To prevent the car from sliding up, there must be a force acting in opposite direction and that would be friction. Since the car is sliding up, thus the friction must be acting towards the left? Therefore centripetal force + friction = centrifugal force?

Is this correct?

Horizontal: Nsin(a) + Fscos(a) = mv^2/r
Vertical: mg + Fssin(a) = Ncos(a)

Your horizontal and vertical equations are fine. Substitute for the friction force in terms of the coefficient of friction into the equations and solve them by eliminating a variable. You can them manipulate the equations to find the coefficient of friction.

Just a note on centrfugal and centripetal as tiny-tim pointed out.
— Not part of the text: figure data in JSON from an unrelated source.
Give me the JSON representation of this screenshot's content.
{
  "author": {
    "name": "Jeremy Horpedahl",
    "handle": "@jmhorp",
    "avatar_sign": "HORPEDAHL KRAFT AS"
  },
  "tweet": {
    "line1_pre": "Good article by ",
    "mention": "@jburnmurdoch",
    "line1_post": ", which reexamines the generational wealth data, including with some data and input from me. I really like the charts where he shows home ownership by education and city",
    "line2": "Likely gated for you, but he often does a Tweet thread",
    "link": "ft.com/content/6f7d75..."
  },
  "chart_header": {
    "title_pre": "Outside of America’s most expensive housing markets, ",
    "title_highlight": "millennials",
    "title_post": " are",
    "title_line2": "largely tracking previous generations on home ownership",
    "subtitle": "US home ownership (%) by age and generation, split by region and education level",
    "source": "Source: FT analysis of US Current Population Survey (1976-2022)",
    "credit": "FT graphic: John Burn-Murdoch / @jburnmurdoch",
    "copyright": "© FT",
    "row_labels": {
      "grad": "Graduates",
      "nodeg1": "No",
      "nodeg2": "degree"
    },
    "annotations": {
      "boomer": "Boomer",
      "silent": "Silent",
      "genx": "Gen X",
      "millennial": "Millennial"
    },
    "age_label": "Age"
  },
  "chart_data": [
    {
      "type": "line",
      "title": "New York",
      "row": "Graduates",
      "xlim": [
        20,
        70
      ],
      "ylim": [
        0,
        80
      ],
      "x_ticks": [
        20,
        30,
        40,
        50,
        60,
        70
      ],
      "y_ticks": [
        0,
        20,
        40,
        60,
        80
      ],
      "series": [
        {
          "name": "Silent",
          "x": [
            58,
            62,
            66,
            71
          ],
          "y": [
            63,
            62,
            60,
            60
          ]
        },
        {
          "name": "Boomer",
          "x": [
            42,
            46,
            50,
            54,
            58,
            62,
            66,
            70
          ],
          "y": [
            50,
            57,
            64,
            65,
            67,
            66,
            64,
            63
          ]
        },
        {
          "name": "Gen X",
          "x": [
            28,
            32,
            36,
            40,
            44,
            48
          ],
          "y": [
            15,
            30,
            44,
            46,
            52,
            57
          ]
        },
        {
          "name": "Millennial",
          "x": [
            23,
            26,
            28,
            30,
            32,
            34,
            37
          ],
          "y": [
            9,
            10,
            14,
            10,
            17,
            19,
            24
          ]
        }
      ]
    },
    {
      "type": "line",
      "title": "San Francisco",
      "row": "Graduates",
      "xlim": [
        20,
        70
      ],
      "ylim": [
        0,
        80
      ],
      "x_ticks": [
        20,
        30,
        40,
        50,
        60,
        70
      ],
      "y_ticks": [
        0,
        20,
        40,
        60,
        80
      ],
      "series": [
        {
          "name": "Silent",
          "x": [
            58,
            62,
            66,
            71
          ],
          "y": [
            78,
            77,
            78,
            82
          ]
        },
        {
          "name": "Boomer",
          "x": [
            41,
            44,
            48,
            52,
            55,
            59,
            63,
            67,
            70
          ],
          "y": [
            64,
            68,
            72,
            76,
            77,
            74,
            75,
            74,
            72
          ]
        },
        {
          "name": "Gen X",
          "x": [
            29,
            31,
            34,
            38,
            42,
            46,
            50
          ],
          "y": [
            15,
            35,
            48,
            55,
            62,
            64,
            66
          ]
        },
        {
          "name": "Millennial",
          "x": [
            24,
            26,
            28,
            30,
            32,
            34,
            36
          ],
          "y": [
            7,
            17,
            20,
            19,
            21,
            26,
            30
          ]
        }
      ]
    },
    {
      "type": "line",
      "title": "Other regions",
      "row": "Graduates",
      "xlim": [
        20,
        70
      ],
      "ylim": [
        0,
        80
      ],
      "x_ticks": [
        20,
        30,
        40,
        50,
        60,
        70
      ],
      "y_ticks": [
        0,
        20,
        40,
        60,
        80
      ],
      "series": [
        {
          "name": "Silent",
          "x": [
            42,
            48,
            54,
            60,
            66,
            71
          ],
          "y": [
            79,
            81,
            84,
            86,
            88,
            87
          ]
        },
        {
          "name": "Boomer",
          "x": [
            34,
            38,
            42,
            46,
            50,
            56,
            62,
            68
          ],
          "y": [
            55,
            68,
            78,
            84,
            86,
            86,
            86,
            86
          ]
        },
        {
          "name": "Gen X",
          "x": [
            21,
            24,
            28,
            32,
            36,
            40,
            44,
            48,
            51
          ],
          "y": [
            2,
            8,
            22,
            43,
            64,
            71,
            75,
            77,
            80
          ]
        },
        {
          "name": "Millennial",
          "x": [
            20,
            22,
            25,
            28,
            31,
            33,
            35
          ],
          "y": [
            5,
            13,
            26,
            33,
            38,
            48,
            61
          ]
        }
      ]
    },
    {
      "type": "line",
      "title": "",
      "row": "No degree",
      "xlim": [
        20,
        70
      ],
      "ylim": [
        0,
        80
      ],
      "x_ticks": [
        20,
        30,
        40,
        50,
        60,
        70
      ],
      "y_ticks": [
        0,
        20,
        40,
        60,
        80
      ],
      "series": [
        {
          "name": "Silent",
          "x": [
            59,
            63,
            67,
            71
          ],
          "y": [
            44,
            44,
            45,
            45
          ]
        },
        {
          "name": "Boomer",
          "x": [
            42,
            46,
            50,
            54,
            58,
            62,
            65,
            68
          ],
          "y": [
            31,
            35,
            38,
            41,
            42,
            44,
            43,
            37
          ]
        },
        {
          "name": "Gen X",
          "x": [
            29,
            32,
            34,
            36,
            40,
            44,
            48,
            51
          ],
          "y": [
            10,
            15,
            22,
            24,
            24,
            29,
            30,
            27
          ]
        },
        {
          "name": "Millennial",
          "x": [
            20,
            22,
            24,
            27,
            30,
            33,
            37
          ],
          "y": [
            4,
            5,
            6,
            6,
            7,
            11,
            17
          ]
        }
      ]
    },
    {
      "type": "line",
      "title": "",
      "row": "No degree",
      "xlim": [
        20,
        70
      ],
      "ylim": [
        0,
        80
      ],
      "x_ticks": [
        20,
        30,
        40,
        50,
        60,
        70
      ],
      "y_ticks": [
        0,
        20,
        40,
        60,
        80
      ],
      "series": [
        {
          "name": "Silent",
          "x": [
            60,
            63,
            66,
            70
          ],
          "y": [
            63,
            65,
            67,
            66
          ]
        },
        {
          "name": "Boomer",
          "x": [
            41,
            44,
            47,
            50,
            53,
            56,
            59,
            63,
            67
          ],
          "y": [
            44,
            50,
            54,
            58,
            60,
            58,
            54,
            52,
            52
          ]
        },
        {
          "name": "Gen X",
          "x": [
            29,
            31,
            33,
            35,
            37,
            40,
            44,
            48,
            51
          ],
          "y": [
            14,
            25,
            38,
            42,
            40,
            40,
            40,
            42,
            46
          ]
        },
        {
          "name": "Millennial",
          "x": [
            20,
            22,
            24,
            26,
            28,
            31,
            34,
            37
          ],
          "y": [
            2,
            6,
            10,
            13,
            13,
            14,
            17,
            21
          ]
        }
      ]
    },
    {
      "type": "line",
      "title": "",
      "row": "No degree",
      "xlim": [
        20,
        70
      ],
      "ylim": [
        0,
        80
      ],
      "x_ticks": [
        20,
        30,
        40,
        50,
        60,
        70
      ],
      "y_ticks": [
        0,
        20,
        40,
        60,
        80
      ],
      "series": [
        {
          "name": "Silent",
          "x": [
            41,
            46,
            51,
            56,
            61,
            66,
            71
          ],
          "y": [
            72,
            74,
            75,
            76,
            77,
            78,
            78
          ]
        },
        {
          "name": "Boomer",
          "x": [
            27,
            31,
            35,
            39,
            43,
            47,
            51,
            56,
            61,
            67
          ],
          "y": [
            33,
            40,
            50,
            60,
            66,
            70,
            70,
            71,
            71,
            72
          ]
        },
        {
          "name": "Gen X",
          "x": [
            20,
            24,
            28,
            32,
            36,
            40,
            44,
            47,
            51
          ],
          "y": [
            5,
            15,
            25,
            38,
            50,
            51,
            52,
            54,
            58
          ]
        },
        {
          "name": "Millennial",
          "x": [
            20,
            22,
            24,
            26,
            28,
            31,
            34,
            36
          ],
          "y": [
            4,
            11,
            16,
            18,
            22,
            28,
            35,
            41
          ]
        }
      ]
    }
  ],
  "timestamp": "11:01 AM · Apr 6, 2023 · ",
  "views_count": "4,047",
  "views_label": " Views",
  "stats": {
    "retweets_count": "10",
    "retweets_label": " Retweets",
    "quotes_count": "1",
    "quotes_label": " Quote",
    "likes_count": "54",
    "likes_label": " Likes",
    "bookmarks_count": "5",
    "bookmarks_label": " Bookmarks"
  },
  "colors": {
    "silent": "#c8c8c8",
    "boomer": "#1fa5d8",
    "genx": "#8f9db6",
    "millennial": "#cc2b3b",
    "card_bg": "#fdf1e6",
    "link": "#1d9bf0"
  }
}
Centripetal force is a real kinematic force directed toward the centre of circular motion, whereas centrifugal force is a pseudo-force to do with rotating reference frames.

 

[tiny-tim]

centripetal acceleration

Horizontal: Nsin(a) + Fscos(a) = mv^2/r

Hi zerogoal!

The left hand side of your equation are forces …

the right hand side is (mass times) centripetal acceleration …

instead of the usual Newton's second law equation, in which the acceleration is zero, and so the forces have to add to zero,

in this case there is an acceleration, and the forces have to add to that acceleration (times mass) …

F_net = ma …

there is no centrifugal force …

there is no centripetal force …

there is only centripetal acceleration.